The Hong Kong-based company, which counted China’s biggest steelmaker among its customers, inflated the size of its business to gain a listing in the city in 2009, the Securities and Futures Commission said yesterday in a statement. The regulator said it obtained court orders to appoint provisional liquidators.
China Metal Recycling shares have been suspended from trading since January after it was the target of allegations by short-seller Glaucus Research Group. Hong Kong regulators are seeking to toughen enforcement and rules governing share sales after a series of accounting scandals at Chinese companies shook investor confidence.
“It’s proactive on the SFC’s part in order to preserve shareholders’ funds,” said Jeff Maddox, a Hong Kong-based partner at Cadwalader, Wickersham & Taft LLP.
Alan Fung, China Metal Recycling’s group finance director, didn’t answer calls to his office and an e-mailed request for comment.
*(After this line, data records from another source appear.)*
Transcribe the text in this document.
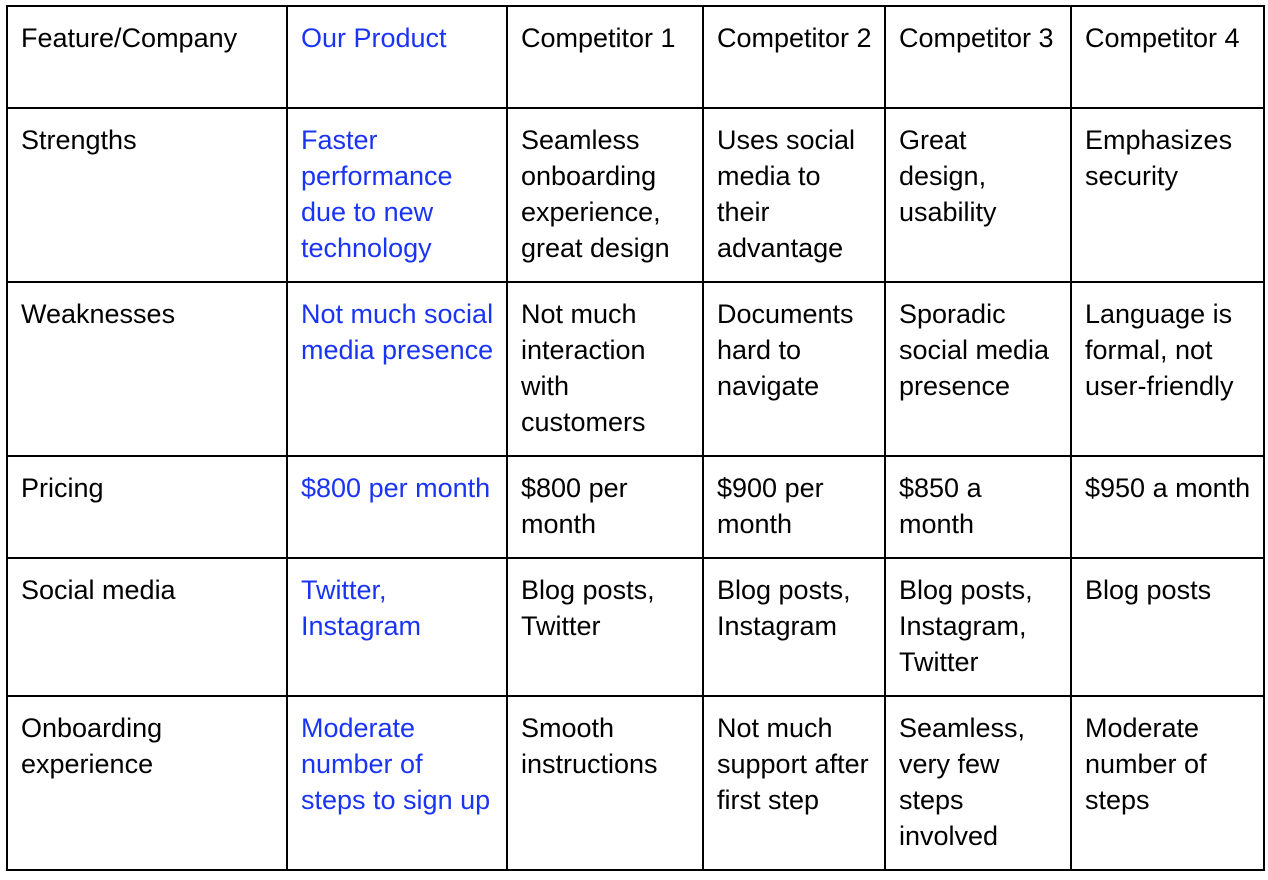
Feature/Company	Our Product	Competitor 1	Competitor 2	Competitor 3	Competitor 4
Strengths	Faster performance due to new technology	Seamless onboarding experience, great design	Uses social media to their advantage	Great design, usability	Emphasizes security
Weaknesses	Not much social media presence	Not much interaction with customers	Documents hard to navigate	Sporadic social media presence	Language is formal, not user-friendly
Pricing	$800 per month	$800 per month	$900 per month	$850 a month	$950 a month
Social media	Twitter, Instagram	Blog posts, Twitter	Blog posts, Instagram	Blog posts, Instagram, Twitter	Blog posts
Onboarding experience	Moderate number of steps to sign up	Smooth instructions	Not much support after first step	Seamless, very few steps involved	Moderate number of steps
China Metal Recycling, which first sold shares in June 2009, suspended trading on Jan. 28 after Glaucus Research made allegations against the company and rated it a “strong sell.” The company called the claims groundless and said at the time its chairman planned legal action against the short-seller.
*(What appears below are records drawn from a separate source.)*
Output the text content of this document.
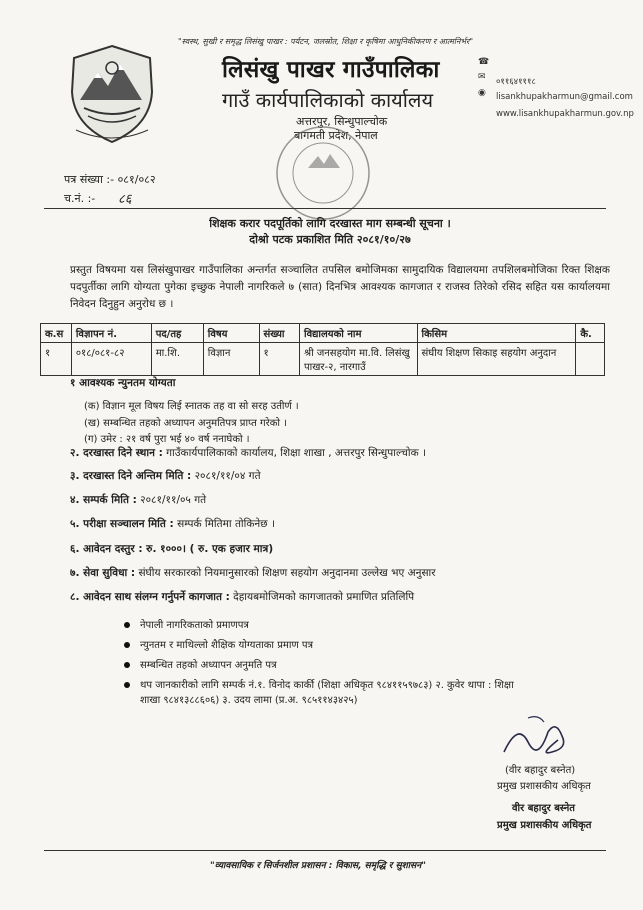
"स्वस्थ, सुखी र समृद्ध लिसंखु पाखर : पर्यटन, जलस्रोत, शिक्षा र कृषिमा आधुनिकीकरण र आत्मनिर्भर"
लिसंखु पाखर गाउँपालिका
गाउँ कार्यपालिकाको कार्यालय
अत्तरपुर, सिन्धुपाल्चोक
बागमती प्रदेश, नेपाल
☎
✉
◉
०११६४१११८
lisankhupakharmun@gmail.com
www.lisankhupakharmun.gov.np
पत्र संख्या :- ०८१/०८२
च.नं. :- ८६
शिक्षक करार पदपूर्तिको लागि दरखास्त माग सम्बन्धी सूचना ।
दोश्रो पटक प्रकाशित मिति २०८१/१०/२७
प्रस्तुत विषयमा यस लिसंखुपाखर गाउँपालिका अन्तर्गत सञ्चालित तपसिल बमोजिमका सामुदायिक विद्यालयमा तपशिलबमोजिका रिक्त शिक्षक पदपुर्तीका लागि योग्यता पुगेका इच्छुक नेपाली नागरिकले ७ (सात) दिनभित्र आवश्यक कागजात र राजस्व तिरेको रसिद सहित यस कार्यालयमा निवेदन दिनुहुन अनुरोध छ ।
क.स	विज्ञापन नं.	पद/तह	विषय	संख्या	विद्यालयको नाम	किसिम	कै.
१	०१८/०८१-८२	मा.शि.	विज्ञान	१	श्री जनसहयोग मा.वि. लिसंखु पाखर-२, नारगाउँ	संघीय शिक्षण सिकाइ सहयोग अनुदान	
१ आवश्यक न्युनतम योग्यता
(क) विज्ञान मूल विषय लिई स्नातक तह वा सो सरह उतीर्ण ।
(ख) सम्बन्धित तहको अध्यापन अनुमतिपत्र प्राप्त गरेको ।
(ग) उमेर : २१ वर्ष पुरा भई ४० वर्ष ननाघेको ।
२. दरखास्त दिने स्थान : गाउँकार्यपालिकाको कार्यालय, शिक्षा शाखा , अत्तरपुर सिन्धुपाल्चोक ।
३. दरखास्त दिने अन्तिम मिति : २०८१/११/०४ गते
४. सम्पर्क मिति : २०८१/११/०५ गते
५. परीक्षा सञ्चालन मिति : सम्पर्क मितिमा तोकिनेछ ।
६. आवेदन दस्तुर : रु. १०००। ( रु. एक हजार मात्र)
७. सेवा सुविधा : संघीय सरकारको नियमानुसारको शिक्षण सहयोग अनुदानमा उल्लेख भए अनुसार
८. आवेदन साथ संलग्न गर्नुपर्ने कागजात : देहायबमोजिमको कागजातको प्रमाणित प्रतिलिपि
नेपाली नागरिकताको प्रमाणपत्र
न्युनतम र माथिल्लो शैक्षिक योग्यताका प्रमाण पत्र
सम्बन्धित तहको अध्यापन अनुमति पत्र
थप जानकारीको लागि सम्पर्क नं.१. विनोद कार्की (शिक्षा अधिकृत ९८४११५९७८३) २. कुवेर थापा : शिक्षा
शाखा ९८४१३८८६०६) ३. उदय लामा (प्र.अ. ९८५११४३४२५)
(वीर बहादुर बस्नेत)
प्रमुख प्रशासकीय अधिकृत
वीर बहादुर बस्नेत
प्रमुख प्रशासकीय अधिकृत
"व्यावसायिक र सिर्जनशील प्रशासन : विकास, समृद्धि र सुशासन"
The regulator has appointed two provisional liquidators from Borrelli Walsh Ltd. to the company, in an application made on July 26, according to a statement yesterday from China Metal Recycling. They have the power to take over the company’s operations and assets and investigate its affairs.
“The provisional liquidators will be undertaking an urgent assessment of the operations of the company and its subsidiaries in consultation with the management of the company,” according to the company’s statement. The shares will remain suspended.
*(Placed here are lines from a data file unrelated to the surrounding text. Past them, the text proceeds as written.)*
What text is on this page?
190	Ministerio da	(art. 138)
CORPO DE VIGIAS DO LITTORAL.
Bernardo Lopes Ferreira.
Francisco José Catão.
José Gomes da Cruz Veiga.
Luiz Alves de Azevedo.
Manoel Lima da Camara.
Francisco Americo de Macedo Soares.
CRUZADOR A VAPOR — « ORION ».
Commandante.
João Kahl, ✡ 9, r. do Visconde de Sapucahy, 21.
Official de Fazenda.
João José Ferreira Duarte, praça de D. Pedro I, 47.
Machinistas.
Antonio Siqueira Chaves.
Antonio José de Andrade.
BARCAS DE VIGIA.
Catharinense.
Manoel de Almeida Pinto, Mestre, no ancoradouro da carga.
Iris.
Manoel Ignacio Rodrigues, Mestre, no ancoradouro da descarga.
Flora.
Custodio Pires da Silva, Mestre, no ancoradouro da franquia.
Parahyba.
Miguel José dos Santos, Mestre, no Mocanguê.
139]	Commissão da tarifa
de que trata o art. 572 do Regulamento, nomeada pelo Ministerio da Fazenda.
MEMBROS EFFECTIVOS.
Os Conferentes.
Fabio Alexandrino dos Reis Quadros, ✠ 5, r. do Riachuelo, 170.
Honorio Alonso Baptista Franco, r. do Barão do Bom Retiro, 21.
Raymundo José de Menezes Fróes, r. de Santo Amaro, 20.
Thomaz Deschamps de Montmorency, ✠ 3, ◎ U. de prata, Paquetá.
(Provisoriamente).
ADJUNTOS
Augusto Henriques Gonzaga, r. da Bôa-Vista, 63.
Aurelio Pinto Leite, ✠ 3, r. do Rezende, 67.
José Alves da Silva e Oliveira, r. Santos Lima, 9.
Wellrun Ltd., the company’s largest shareholder, objects to the SFC’s application and believes it’s not beneficial to shareholders, it said yesterday in a statement. Wellrun’s sole beneficial owner is China Metal Recycling’s Chairman and Chief Executive Officer Chun Chi Wai.
On Jan. 25, Chun said he would sell 29 percent of the company’s stock under his ownership for at least HK$3.41 billion to China Energy Conservation and Environmental Protection Group. The sale would leave Chun with 23.1 percent of the company and make the buyer its largest shareholder. On July 1, the company said the sale had yet to occur and that new conditions had been attached to its completion, including a deadline of Dec. 31.
The company raised HK$1.55 billion ($199.8 million) when it sold shares in June 2009. Wong Hok-leung, a former chief financial officer, resigned in November 2009 after saying he was denied proper access to the company’s financial information. The company called Wong’s allegations unfounded.
Angel Yeung, a Hong Kong-based spokeswoman for UBS AG, which managed the 2009 share sale, could not immediately comment on the SFC statement.
The SFC has proposed making banks criminally liable for false statements in initial public offering documents after a series of accounting scandals involving Chinese companies eroded investor confidence. Hontex International Holdings Co. agreed in June 2012 to pay shareholders $133 million to end a lawsuit that the SFC brought against it for misleading investors in its prospectus.
China Metal Recycling said on July 1 it was again delaying its 2012 annual results announcement as its auditors needed more time.
The case is Securities and Futures Commission and China Metal Recycling Holdings Limited, HCCW 210/2013, Hong Kong’s Court of First Instance.